July 21, 2022
An Exhibition at Manhattan’s Drawing Center Cultivates a Gloriously Unruly History of Ornament
Adapted from Owen Jones’ 1856 design opus The Grammar of Ornament, the show’s title revives a history of ornament as theorized by European architects in the second half of the 19th century. Occupied with orders and principles, these texts mobilized visual comparisons of adornment to advance arguments on cultural differences. Moving beyond a methodology governed by rules and categories was paramount for Dr. King; commenting on the scope of the exhibition, she remarked, “this idea that you make it more inclusive, but still keep that structure, it just seemed completely untenable.”

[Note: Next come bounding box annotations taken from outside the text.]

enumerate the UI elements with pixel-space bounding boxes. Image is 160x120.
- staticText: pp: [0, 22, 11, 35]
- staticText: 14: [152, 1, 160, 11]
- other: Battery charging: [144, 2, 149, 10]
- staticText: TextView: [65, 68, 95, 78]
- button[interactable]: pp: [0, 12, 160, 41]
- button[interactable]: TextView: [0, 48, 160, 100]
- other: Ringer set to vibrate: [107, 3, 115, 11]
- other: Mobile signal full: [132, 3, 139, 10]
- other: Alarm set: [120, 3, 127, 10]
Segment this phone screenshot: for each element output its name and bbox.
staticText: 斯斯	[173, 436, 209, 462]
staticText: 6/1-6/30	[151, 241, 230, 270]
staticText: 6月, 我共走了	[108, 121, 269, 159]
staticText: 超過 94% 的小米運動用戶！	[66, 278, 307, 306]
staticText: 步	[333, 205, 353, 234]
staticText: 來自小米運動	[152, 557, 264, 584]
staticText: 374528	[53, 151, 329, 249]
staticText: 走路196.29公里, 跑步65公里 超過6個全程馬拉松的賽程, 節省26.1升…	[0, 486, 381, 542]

Like its predecessors, The Clamor of Ornament remains concerned with the social aspects of design, but it presents the material with explicit aims to do away with hierarchies and unsettle presumptions around ownership and taste. The curatorial and design team employs numerous strategies: saturated and wallpapered walls undermine the so-called neutral context of the white cube while merrily enhancing the space; works by the same maker reappear in multiple contexts; narratives of cultural exchange and collisions underpin groupings of objects.
The exhibition tackles power imbalances, exclusions, and erasures with refreshing specificity. A cluster of alluring illustrations produced for the Index of American Design (1935-1942) features an outlier: a screenprint by Louie Ewing of a Navajo blanket from the same period was produced independently; as the wall text explains, this government-funded index excluded indigenous designs despite aims to establish a comprehensive catalog of craft idioms and objects across the United States. Other moments redefine the terms of cultural heritage: a description accompanying lush floral patterns by British Arts & Crafts Movement designers relocates this regional design campaign amid international influence from Islamic and Asian iconography found on objects acquired during colonial trade. More contemporary highlights include a section detailing Dapper Dan’s appropriation of luxury goods logos alongside Wendy Red Star’s annotated photographs describing the cultural significance of bodily ornament sported by Native leaders.
For all this range, Dr. King acknowledges that gaps were unavoidable; however, as she explained, “It’s not about being definitive, it’s about creating a way of seeing the world that expands.” This expansive view extends to the exhibition programming. Notably, “Sweet Series,” a trio of lectures by artist and baker Edward Cabral, unpacks the enduring affinities between decoration and dessert. Cabral, who specializes in a traditional cake icing method called English overpiping, was impressed that the Drawing Center was up to tackling the not-so-sweet side of the culinary arts, namely the abuses of the sugar trade. Mirroring the ethos of the exhibition, which finds relevance and revelations in the patterns of the past, Cabral observed, “That’s why I move so far back, because for me, that becomes a means to move far ahead.”